All cancer drugs share a problem: They penetrate just a few cells into the tumor. Now a team of biologists has identified a molecule that helps cancer treatments dive deep into tumors, at least in mice. The approach still needs to be tested in people, but if it pans out, it will circumvent one of the biggest challenges in the field. “This has huge implications for cancer therapy,” says David Cheresh, a tumor and vascular biologist at the University of California (UC), San Diego, who was not involved in the work.
Tumors keep drugs at bay in two ways. First, their vessels are not leaky enough to allow drugs inside. And second, they have high hydrostatic pressure. This means that fluid tends to flow away from tumors, not toward them, and that “any drug has to swim upstream, if you will,” says Erkki Ruoslahti, a cell and tumor biologist at the Sanford-Burnham Medical Research Institute in Santa Barbara, California. Last year, Ruoslahti and two scientists in his lab, Kazuki Sugahara and Tambet Teesalu, reported on a new peptide, a small molecule called iRGD, that seemed to do a good job of getting inside tumors when it was anchored to a cancer drug.
Now the three, along with several colleagues, have tested iRGD with a variety of cancer therapies in mice. The researchers found that administering iRGD along with several common cancer drugs significantly increased how much each drug entered a tumor, between seven and 40 times as without the peptide. It also helped reduce the drug dose: about one-third as much drug needed to be given to be effective. That’s important because toxicity often makes it tough to administer high doses of chemotherapy that might help. The group focused especially on human breast, pancreatic, and prostate tumors grafted into mice.
Ruoslahti thinks that iRGD can tackle both the tight blood vessels and the high fluid pressure. The peptide apparently manages this by first hooking up to receptors on a tumor's blood vessels, then it binds to another receptor on tumor cells that regulates permeability of their vascular system. In work published last year, researchers demonstrated that iRGD needed to be chemically connected to any given cancer therapy—making it much more difficult to develop it as a drug. In the new work, published online today in Science Express, the researchers report that the peptide can be given simply at the same time as the drug.

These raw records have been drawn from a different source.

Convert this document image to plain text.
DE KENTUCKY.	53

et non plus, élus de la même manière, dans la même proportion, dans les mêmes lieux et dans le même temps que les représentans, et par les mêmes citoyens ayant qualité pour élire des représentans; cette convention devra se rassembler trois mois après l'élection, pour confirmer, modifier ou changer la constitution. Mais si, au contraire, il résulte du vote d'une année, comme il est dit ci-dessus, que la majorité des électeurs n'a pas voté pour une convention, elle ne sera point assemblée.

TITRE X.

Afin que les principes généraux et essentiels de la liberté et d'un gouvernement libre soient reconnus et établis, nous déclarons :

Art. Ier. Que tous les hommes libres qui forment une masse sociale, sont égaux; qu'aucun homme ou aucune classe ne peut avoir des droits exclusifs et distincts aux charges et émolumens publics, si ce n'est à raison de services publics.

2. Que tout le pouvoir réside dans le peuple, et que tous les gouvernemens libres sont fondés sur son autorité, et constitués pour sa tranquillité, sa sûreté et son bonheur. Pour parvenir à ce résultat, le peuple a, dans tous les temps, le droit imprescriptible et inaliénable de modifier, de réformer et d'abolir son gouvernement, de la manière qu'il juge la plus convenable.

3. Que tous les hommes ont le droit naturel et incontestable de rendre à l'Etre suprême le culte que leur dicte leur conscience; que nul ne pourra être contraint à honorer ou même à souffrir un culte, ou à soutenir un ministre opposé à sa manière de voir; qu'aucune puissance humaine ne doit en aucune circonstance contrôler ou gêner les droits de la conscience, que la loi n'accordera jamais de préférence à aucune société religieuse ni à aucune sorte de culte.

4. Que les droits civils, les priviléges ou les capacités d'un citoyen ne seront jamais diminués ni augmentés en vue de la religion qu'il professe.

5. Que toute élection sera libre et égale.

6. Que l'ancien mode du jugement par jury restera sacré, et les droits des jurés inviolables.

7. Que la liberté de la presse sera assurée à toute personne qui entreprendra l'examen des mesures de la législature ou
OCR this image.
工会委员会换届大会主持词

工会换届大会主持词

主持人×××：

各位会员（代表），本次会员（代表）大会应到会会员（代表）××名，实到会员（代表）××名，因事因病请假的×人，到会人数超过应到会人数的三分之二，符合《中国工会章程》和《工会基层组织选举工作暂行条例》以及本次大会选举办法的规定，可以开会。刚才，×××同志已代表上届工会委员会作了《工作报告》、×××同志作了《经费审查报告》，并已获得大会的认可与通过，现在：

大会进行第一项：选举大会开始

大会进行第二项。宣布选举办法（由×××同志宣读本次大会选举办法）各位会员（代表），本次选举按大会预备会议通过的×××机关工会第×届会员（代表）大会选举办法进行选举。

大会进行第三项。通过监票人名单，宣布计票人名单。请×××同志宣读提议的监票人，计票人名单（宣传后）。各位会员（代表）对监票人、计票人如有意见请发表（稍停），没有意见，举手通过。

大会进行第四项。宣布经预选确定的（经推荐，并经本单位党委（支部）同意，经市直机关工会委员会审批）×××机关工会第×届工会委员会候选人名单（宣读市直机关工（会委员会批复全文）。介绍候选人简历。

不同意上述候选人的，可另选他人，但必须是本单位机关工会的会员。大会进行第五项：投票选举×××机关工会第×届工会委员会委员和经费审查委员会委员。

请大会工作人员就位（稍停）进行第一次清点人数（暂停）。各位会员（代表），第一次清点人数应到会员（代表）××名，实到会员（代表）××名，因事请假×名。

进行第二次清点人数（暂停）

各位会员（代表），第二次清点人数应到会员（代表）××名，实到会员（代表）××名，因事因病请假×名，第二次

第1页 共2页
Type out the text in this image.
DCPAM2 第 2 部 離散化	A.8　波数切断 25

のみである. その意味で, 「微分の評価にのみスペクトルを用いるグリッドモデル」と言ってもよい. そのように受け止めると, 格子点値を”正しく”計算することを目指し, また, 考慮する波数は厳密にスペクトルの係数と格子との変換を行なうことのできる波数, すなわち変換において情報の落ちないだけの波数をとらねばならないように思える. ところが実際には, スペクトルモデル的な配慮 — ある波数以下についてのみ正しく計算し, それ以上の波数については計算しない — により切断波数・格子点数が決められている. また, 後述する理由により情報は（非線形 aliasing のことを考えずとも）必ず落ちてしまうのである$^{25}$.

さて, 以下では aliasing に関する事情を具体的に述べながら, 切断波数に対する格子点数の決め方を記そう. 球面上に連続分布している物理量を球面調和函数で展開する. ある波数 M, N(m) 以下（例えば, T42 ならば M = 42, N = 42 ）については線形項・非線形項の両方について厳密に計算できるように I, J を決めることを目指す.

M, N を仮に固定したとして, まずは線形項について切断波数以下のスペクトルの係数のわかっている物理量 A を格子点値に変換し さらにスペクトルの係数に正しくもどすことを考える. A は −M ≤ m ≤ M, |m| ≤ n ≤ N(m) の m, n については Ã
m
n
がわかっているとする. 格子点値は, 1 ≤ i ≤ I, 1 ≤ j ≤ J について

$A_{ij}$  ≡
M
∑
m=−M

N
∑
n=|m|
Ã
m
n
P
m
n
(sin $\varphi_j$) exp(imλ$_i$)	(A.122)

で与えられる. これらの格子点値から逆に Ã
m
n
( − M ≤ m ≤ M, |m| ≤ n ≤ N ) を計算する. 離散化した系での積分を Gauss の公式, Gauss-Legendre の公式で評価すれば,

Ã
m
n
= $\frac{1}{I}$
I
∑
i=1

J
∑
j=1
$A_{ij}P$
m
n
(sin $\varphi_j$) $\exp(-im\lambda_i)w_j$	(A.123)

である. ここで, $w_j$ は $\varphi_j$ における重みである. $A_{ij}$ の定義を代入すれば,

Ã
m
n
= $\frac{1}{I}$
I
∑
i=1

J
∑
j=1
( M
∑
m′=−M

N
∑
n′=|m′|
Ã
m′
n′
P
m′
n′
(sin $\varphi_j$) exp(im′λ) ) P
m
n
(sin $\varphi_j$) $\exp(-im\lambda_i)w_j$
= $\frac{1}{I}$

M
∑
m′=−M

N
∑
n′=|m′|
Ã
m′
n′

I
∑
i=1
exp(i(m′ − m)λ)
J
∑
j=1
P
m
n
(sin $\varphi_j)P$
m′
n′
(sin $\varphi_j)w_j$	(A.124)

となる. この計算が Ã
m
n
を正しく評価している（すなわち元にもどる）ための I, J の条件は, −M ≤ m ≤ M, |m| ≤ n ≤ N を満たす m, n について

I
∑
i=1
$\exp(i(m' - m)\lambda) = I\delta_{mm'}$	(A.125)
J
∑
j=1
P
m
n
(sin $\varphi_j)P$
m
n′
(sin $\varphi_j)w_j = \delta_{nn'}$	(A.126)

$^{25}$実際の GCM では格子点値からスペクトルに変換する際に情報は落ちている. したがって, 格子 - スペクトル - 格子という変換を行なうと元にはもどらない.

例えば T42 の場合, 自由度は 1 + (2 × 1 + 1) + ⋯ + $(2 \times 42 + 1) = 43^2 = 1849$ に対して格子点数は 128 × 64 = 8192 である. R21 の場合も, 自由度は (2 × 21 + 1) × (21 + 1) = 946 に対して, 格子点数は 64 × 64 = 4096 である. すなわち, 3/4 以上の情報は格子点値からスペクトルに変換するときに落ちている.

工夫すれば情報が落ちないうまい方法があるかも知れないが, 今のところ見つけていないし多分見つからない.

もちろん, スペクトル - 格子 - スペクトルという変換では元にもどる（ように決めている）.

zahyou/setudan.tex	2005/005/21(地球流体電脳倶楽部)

Drugs failing to get into tumors “is a huge problem for cancer in general,” especially when disease appears in the brain, which is even less accessible, says Zena Werb, a cell biologist at UC San Francisco. Werb cautions, however, that “it’s rather early” to tell how promising iRGD is. Cheresh points out that one risk is that the peptide could spawn new metastases by opening up tumor blood vessels and helping cancer cells to slip out. Still, they agree that if iRGD’s safety and effectiveness pan out, it could revolutionize cancer treatment for patients with all sorts of tumors. Ruoslahti is pushing it forward; he and his colleagues have filed patent applications on the peptide and are now in discussions with drug companies about testing it in humans.